The big (data) deal in scholarly publishing
While the principles of publishing hold fast, technological innovation presents new possibilities for researchers and publishers
By Yukun Harsono and Jason Chan Posted on 22 June 2015
The confluence of cloud computing, big data analytics and social networking is precipitating new possibilities, especially in how researchers are able to identify and work with like-minded collaborators as well as how quickly and conveniently scholarly works can be disseminated and made more discoverable.
Big data is fueling big ideas at Elsevier. In a recent article published in China Publishing & Media Journal, Yukun Harsono, Elsevier’s Managing Director of Greater China, wrote about how big data is transforming the face of academic publishing. The full article is translated and reprinted below with the permission of the news publication.
– Jason Chan
While disseminating quality scholarly content will always remain the core functional focus of academic publishing to advance the boundaries of knowledge and human progress, information growth and the convergence of technologies have certainly transformed how we publish science.
Scientific research has been generating and publishing large volumes of data sets for well over 150 years. Scholarly publishers filtered, curated and published in traditional print peer-review journals, which were shipped out to academic libraries worldwide. Researchers looking for foundational content used to spend hours in a library sifting through hundreds of pages of scientific data recommended by their peers, which would have required a further labor-intensive effort to pull out important points to share with colleagues. It was a linear way of conducting search and discovery.
Text digitization shifted the printed word to an electronic format in the early 1970s, but the development of the Internet was the killer application that truly liberalized information flow. This technology development, coupled with the enabling power of search engines, defined how the world – and researchers – look for information today.
Suddenly the floodgates were thrown open as the explosion of information created a digital data deluge that continues to grow at an unprecedented rate. The latest Digital Universe study from technology analyst IDC reveals that the digital universe is expected to double every two years and will multiply 10-fold between 2013 and 2020 – from 4.4 trillion gigabytes to 44 trillion gigabytes. For a sense of scale, if each byte of data were equal an inch, it would be similar to making 1 million round trips between Earth and Pluto.
There’s not a lot said about information growth in academic research, but statistics based on our Scopus database show that scholarly output has grown 100 percent over the last 18 years from 1996 to 2014. A blog in the science publication Nature highlighted a study indicating that the rate of global scientific output doubles every nine years. But these data points still don’t account for true data growth and is a rather simplistic way of looking at the situation.
In this digital age, research papers aren’t just confined to text-based documents. File sizes are expanding in tandem with digital sources, contributed by the intersection of the Internet with digital devices. Research information can now include content-rich assets such as social media streams, images, audio and video files as well as crowdsourced data. We're seeing larger-format files (seismic scans can be 5 terabytes per file) and massive numbers of smaller files (email, social media, etc.) that can potentially be valuable data when processed alongside other appropriate and relevant sources.

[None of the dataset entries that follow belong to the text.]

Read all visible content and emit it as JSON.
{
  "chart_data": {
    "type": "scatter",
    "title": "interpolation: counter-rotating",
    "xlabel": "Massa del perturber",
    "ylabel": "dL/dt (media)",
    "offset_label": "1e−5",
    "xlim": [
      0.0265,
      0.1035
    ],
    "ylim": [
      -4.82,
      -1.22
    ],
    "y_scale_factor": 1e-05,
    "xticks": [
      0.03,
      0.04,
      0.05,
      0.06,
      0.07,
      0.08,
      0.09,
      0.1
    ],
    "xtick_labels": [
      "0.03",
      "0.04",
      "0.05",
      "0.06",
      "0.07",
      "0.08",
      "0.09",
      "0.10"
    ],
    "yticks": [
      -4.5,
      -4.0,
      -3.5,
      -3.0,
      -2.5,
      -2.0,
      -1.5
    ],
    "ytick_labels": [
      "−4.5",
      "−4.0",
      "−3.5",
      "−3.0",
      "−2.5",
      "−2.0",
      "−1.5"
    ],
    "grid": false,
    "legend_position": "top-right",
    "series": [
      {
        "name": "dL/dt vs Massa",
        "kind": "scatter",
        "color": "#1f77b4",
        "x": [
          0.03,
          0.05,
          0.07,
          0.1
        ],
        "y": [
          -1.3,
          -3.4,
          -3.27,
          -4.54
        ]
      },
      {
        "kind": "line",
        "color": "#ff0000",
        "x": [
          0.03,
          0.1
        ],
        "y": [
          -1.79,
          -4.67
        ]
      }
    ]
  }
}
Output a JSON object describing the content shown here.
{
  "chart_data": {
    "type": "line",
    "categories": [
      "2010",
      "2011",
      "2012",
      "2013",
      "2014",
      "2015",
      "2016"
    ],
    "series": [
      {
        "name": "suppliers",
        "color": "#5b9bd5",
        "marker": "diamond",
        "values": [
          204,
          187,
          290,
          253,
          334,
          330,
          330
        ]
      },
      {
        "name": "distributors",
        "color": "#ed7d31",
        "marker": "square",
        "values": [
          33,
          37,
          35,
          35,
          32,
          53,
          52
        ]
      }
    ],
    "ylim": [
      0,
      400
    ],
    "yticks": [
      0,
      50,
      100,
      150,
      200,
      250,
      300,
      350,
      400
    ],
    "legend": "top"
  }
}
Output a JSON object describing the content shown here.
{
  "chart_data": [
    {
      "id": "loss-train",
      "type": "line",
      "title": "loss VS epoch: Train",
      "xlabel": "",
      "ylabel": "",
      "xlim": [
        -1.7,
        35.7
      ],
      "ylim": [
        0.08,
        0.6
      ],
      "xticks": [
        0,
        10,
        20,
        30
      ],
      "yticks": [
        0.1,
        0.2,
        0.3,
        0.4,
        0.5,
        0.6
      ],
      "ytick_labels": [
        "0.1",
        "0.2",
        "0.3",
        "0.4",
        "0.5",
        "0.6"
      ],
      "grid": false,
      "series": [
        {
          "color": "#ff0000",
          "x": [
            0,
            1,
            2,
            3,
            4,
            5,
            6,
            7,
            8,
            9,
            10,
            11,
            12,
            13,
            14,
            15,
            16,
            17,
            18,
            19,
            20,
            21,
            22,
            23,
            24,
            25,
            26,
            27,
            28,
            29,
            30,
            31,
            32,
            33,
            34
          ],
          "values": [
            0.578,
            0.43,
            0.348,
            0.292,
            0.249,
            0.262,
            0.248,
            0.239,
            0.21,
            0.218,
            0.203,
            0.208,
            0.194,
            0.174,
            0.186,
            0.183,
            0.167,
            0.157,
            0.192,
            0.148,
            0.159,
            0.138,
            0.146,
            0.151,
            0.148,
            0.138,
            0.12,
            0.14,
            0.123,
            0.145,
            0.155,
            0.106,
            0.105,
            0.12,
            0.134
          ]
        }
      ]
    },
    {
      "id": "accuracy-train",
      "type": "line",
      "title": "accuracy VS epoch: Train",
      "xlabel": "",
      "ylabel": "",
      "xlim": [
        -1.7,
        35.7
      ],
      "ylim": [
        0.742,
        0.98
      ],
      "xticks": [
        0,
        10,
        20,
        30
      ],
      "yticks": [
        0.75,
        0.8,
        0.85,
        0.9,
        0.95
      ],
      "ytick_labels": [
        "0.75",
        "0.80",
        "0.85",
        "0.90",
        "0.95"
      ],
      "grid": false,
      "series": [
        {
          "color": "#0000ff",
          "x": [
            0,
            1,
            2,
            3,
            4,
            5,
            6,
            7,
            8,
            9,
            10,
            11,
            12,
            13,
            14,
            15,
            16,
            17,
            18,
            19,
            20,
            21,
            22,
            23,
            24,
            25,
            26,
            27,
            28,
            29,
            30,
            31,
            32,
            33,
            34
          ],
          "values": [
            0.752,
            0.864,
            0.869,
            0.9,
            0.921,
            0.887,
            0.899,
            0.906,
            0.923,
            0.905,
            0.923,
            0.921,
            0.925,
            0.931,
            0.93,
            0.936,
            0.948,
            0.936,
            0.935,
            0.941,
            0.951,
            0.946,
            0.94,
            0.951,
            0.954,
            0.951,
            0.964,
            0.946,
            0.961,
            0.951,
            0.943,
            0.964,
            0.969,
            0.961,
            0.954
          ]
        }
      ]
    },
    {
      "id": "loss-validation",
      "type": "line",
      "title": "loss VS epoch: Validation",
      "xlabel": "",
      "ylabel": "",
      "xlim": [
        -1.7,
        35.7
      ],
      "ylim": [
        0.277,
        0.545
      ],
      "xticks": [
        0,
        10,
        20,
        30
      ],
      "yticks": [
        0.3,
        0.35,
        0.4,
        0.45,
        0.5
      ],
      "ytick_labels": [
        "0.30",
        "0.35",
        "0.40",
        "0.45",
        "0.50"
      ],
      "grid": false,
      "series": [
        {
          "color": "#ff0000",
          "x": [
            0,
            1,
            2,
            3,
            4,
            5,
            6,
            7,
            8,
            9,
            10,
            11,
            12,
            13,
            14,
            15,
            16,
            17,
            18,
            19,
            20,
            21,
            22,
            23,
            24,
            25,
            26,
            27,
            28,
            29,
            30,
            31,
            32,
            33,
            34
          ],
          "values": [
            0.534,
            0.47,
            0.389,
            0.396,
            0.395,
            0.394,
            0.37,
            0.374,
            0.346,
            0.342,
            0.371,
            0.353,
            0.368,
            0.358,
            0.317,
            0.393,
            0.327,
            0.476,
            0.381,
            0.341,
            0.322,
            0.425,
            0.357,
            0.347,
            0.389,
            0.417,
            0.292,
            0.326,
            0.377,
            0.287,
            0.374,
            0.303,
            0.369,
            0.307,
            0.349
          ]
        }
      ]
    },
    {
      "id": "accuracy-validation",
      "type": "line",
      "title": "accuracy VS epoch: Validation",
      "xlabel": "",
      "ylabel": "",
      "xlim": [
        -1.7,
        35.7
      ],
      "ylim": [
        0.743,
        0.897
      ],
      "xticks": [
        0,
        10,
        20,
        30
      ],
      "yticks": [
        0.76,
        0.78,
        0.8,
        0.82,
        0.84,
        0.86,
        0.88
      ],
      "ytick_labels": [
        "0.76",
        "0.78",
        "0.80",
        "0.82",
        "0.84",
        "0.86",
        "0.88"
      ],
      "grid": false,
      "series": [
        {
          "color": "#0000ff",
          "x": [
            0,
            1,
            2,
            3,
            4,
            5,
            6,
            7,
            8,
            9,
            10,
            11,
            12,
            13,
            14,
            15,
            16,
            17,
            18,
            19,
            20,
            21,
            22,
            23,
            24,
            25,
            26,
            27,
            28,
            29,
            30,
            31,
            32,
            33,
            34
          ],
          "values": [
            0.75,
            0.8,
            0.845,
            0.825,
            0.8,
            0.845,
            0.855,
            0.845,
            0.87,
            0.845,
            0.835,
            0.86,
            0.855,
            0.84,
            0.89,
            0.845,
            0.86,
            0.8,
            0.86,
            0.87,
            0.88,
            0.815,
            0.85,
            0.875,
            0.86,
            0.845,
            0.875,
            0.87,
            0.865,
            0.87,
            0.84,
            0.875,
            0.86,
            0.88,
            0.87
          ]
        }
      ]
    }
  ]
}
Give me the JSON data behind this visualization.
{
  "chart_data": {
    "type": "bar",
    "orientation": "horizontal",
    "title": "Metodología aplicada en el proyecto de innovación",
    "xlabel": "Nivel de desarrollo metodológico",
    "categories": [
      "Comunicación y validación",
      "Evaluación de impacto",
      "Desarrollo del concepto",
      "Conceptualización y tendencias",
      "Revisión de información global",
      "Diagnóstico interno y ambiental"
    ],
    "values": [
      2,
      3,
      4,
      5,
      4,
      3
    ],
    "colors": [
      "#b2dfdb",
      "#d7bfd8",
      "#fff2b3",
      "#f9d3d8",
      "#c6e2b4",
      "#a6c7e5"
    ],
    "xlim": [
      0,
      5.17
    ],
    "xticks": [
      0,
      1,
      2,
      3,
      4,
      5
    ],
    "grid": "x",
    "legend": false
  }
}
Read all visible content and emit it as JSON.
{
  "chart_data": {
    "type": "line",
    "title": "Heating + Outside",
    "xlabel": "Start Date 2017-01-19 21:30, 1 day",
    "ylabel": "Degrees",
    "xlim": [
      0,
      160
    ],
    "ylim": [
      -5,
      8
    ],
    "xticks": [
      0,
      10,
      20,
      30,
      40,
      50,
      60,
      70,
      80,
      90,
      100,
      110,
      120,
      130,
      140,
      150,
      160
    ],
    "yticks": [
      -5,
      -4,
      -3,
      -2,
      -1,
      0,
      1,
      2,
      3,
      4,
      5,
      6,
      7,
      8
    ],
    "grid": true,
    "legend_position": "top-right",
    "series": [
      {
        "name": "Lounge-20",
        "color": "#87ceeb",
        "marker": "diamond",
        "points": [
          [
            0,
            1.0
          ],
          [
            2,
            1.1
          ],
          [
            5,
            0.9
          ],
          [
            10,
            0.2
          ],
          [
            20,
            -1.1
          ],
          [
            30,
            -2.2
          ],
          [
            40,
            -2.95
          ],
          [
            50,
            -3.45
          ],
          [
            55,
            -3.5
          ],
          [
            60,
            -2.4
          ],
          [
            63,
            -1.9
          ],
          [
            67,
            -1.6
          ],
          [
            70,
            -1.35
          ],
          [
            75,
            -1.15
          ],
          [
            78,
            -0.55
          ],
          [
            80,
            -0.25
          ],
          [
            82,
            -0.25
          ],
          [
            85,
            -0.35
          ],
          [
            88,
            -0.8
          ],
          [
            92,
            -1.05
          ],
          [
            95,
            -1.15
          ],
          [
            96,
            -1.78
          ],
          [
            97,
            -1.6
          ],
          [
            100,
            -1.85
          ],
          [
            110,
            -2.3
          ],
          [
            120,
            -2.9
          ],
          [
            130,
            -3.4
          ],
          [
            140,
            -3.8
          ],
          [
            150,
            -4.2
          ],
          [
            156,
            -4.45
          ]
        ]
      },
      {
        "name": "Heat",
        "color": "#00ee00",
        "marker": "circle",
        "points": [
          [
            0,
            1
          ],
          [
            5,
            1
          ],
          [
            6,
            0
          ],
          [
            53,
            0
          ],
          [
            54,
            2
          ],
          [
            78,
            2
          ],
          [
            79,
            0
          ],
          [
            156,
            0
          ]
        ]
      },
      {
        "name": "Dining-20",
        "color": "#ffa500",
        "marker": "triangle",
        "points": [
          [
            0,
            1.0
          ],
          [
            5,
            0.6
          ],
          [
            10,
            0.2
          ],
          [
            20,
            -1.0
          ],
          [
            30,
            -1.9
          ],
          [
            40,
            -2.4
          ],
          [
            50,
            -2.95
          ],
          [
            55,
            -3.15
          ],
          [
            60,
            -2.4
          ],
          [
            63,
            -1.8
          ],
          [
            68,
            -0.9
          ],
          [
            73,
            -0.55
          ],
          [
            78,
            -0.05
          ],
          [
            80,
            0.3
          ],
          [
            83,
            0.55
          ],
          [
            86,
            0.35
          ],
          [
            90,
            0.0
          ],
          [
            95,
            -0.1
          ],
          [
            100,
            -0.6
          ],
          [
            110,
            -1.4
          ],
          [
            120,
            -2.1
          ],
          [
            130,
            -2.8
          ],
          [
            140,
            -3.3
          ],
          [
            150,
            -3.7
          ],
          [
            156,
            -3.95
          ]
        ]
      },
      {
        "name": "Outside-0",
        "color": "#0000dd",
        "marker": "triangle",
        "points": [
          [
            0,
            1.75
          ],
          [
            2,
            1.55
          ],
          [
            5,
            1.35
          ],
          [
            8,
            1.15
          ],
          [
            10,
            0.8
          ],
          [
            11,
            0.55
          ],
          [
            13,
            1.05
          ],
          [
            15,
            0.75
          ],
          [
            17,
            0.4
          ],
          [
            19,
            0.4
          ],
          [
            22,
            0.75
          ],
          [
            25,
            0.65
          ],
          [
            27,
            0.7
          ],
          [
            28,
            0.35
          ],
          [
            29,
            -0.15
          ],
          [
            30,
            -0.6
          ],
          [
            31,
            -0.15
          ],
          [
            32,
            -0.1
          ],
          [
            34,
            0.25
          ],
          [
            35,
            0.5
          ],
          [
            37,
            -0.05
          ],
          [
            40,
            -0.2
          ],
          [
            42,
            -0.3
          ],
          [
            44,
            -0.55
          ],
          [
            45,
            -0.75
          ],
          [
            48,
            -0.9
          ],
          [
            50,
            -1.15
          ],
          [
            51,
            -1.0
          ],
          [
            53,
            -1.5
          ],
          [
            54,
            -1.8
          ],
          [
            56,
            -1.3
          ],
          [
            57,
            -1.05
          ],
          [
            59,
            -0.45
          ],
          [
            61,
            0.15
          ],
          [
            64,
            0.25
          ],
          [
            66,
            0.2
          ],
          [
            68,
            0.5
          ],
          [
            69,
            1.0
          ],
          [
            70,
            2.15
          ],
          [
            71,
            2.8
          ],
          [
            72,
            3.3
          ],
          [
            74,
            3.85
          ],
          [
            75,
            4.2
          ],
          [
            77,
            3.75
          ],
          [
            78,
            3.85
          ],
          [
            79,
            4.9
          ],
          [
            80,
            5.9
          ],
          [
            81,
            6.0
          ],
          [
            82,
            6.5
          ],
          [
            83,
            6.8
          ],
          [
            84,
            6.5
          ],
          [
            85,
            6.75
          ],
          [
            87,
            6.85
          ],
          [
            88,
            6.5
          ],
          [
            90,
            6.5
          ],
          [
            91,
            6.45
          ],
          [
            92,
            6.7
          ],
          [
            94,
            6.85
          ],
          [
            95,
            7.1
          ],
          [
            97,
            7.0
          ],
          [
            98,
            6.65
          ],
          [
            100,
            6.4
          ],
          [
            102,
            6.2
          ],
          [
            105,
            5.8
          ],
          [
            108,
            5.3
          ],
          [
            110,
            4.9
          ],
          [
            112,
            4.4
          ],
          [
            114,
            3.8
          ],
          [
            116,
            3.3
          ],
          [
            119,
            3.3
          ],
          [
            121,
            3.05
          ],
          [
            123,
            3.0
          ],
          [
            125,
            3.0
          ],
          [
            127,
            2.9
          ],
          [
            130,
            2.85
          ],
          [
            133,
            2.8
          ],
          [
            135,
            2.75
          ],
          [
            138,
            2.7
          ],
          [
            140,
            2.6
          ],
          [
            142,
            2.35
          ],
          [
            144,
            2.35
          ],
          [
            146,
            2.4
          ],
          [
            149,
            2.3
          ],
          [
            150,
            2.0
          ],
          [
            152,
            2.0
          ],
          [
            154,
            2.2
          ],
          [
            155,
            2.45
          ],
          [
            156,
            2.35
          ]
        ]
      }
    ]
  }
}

In itself, scientific research is self-perpetuating. Through tests, experiments and hypotheses, academics are generating multiple data sets as byproducts of their own research, and those data sets are then used and cited in other research works. But what happens when applications purposed for social networking, text-mining, sharing, collaborating and predictive analytics are further applied? The original same data sets are given new sources of life and we experience a secondary burst of information growth.
The avalanche of information called for powerful data management and analytics tools that is able to extract correlations from both static and dynamic data, and introduced big data in a big way. Strategically administered, big data is able to harvest previously unknown but useful information and insights to spark ideas that drive new discoveries, fueling the cycle of academic research.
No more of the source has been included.